We've previously learnt how to web scrape in Alteryx and in all honesty it took me a little while to get my head round.
Today, we had a lesson on Power BI and I'm pretty amazed with the software's ability to web scrape.
We looked at the webpage of IMDbs top 250 movies, here's how it looked:
![](https://www.thedataschool.co.uk/content/images/2022/02/image-82.png)
With only a few clicks we were able to pull this data into Power BI.
Have a look below:
![](https://www.thedataschool.co.uk/content/images/2022/02/Power-BI-web-scrape.gif)
1) Choose 'Get Data' and select 'from web'
2) Insert the URL and click 'ok'
3) Select the data from the options provided.
Yep that's it!
If your data is clean then you can load this directly to Power BI, but this table did require a bit of cleaning, so let's clean...
![](https://www.thedataschool.co.uk/content/images/2022/02/Power-BI-clean.gif)
Select your table and click 'transform data', a window with open up that reminded me a little of excel.
![](https://www.thedataschool.co.uk/content/images/2022/02/Power-BI-cleaning.gif)

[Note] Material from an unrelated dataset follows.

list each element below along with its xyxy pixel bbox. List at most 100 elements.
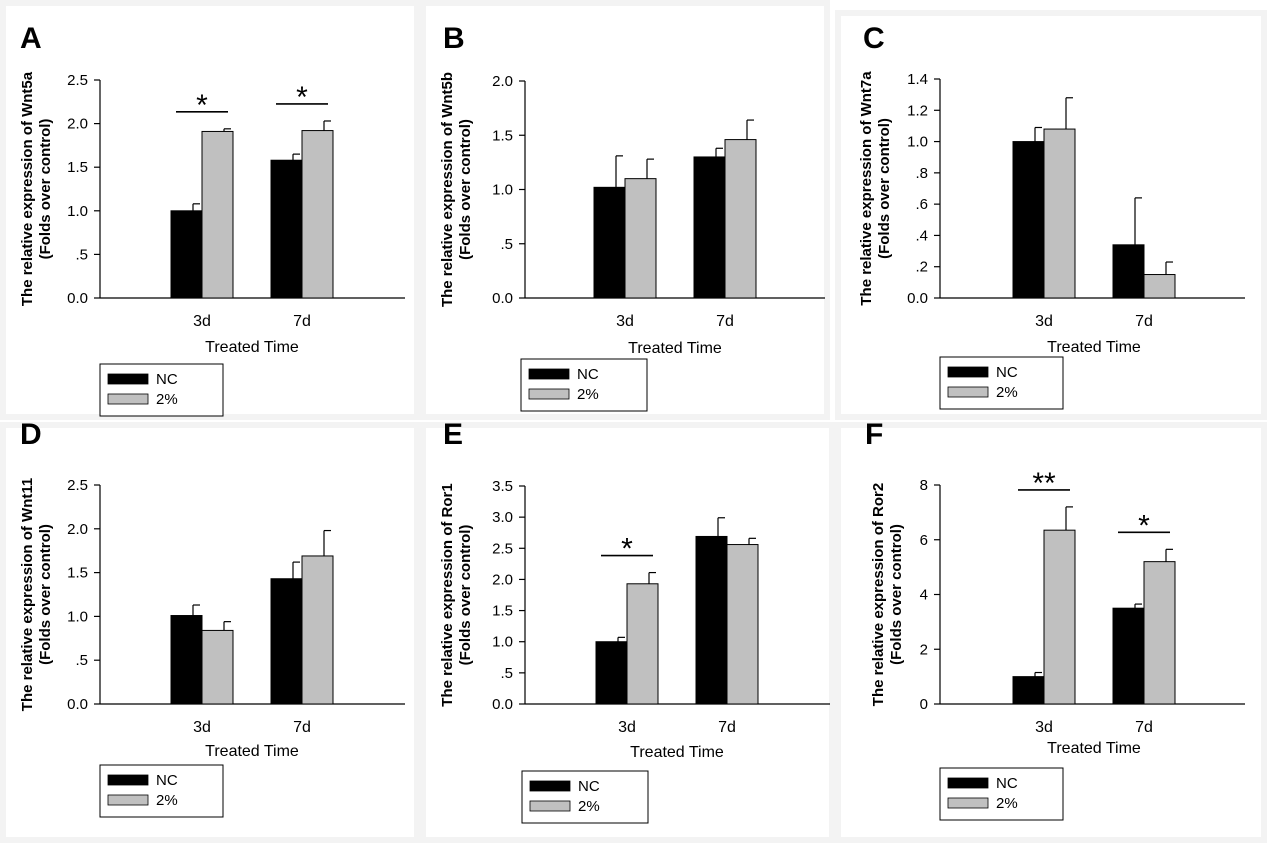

We can use the 'Split Column' tab in the toolbar to split up our Rank, Title and Year and we're given an 'Applied Steps' tab on the right hand side - a pretty cool feature as you're able to easily look back through any transformations you've made - when selecting one of the transformations you'll also be able to see how your data looked at that particular stage.
![](https://www.thedataschool.co.uk/content/images/2022/02/image-83.png)
I won't go through all the cleaning stages, but using some of the other features of Power BI it was pretty quick and easy to get the table in the format we needed to start building our analysis.
I must say - I'm a fan of using Power BI for webscraping (sorry Alteryx fans), but then again it may not always be this simple!